Fazendo o diabo,
de novo
Eliane
Cantanhêde
A presidente Dilma Rousseff termina o
ano de 2015 como começou, arrogante, errática e metida numa crise monumental,
agora tentando escapar do impeachment sob um fogo cruzado: de um lado, a
sociedade e o setor produtivo exigindo responsabilidade e ajuste das contas
públicas; de outro, a pressão do PT para dobrar a aposta do primeiro mandato e
priorizar uma política econômica populista em detrimento do bom senso e do
desenvolvimento sustentável.
A mente e o coração de Dilma balançam
entre uma coisa (botar a casa em ordem) e outra (ceder à tentação de agradar
PT, CUT, MST e UNE). É aí que mora o perigo. Os sinais da presidente na reta final
deste ano já tão dramático são no sentido de que, para tentar salvar o pescoço
e a fidelidade dos movimentos alinhados ao PT, “faz-se o diabo”, como nas
eleições.
Com a saída de Joaquim Levy,
evaporou-se o último e pálido empenho de Dilma com os ajustes, a
responsabilidade fiscal, a possibilidade de o Brasil recuperar a credibilidade
externa e interna e se preparar para voltar a crescer em 2017.
Com a chegada de
Nelson Barbosa, aumentam as dúvidas sobre a capacidade de Dilma de fazer o que
é preciso para tirar o País da crise.
Barbosa é um, digamos,
“desenvolvimentista”, apegado à velha ideia – nunca admitida, mas praticada na
“nova matriz econômica” – de que um pouquinho de inflação não faz mal a
ninguém, desde que crie uma fugaz sensação de bem-estar em eleitores ou em
entrevistados das pesquisas de opinião.
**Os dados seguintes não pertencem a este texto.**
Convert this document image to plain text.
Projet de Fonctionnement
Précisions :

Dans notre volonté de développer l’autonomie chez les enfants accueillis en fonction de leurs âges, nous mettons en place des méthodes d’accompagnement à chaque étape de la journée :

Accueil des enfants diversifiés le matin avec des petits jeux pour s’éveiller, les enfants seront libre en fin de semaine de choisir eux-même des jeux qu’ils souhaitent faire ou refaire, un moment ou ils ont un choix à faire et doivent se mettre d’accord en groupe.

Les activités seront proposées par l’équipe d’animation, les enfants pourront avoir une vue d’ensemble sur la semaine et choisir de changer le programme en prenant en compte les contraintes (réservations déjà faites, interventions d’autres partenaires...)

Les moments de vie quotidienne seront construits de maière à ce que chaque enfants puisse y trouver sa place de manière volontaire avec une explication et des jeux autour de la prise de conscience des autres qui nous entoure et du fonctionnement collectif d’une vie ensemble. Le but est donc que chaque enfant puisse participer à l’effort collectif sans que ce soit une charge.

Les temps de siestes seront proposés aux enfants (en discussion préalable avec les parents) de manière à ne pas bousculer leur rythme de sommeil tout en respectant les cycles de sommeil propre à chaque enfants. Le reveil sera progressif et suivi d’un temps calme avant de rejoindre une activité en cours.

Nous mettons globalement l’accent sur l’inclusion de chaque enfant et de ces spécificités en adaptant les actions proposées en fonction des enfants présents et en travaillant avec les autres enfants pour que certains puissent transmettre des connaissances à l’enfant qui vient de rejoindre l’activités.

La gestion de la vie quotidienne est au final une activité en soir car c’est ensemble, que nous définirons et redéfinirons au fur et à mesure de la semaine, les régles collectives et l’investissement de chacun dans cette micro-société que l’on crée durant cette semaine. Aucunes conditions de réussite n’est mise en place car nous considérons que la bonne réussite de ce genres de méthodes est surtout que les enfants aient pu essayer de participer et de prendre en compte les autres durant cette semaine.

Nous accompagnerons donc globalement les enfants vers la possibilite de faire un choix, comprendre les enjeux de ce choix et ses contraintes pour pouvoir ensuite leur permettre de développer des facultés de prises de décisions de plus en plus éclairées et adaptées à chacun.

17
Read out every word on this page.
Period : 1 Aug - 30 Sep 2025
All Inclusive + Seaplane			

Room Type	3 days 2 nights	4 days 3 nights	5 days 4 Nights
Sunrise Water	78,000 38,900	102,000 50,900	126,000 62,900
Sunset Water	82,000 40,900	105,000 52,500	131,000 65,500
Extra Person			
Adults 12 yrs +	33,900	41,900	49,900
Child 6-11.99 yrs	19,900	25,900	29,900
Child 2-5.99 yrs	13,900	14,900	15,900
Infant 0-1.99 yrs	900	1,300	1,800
Antes, era o “tudo pelo social”. Agora,
é o “tudo pela popularidade periclitante de Dilma”.
Até um ato burocrático de ontem
reforça emblematicamente essa opção de Dilma: a sanção de uma lei do Congresso
que alterou de 50 para 10 anos o prazo desde a morte para a inclusão de
brasileiros no Livro dos Heróis da Pátria. A medida tem um único intuito: transformar Leonel Brizola em “Herói da
Pátria”.
A decisão, publicada no Diário
Oficial da União nos estertores de 2015, tem simbologia, porque relembra a
todos que Dilma foi do PDT e só o trocou pelo PT em 2001, às vésperas da
primeira eleição de Lula para a Presidência. E que ela mudou de partido, mas manteve
sua alma brizolista.
O que significa? O brizolismo foi
construído em cima de quatro pilares: o combate à ditadura militar, de fato
heroico; o caudilhismo; o velho “nacionalismo” que achava bacana fechar as
portas aos investimentos e avanços internacionais; e o “estatismo”, pelo qual
as canetadas do Estado seriam mais benéficas ao País do que a força e as
potencialidades da parceria do setor privado com a sociedade.
Dilma é isto: foi uma guerreira
contra a ditadura, tem uma alma mandona e é uma “nacionalista” às antigas e uma
estatizante capaz de desestruturar o setor elétrico e de segurar
artificialmente as tarifas públicas pela convicção de estar praticando o “bem”,
o “justo”, “o que é melhor para o povo”.
Dilma e Levy eram como água e vinho,
que nunca se misturam. Mas Dilma e Barbosa têm tudo a ver. E foi a aliança
ideológica e de princípios econômicos entre eles que deu no que deu em 2015.
Dilma pode querer dobrar a aposta, mas deve saber o quanto será perigoso, para
o País e para ela, trocar a estabilidade e o futuro por um efêmero apoio do PT
e de seus aliados. Eles nunca serão PDT, como Dilma nunca será PT.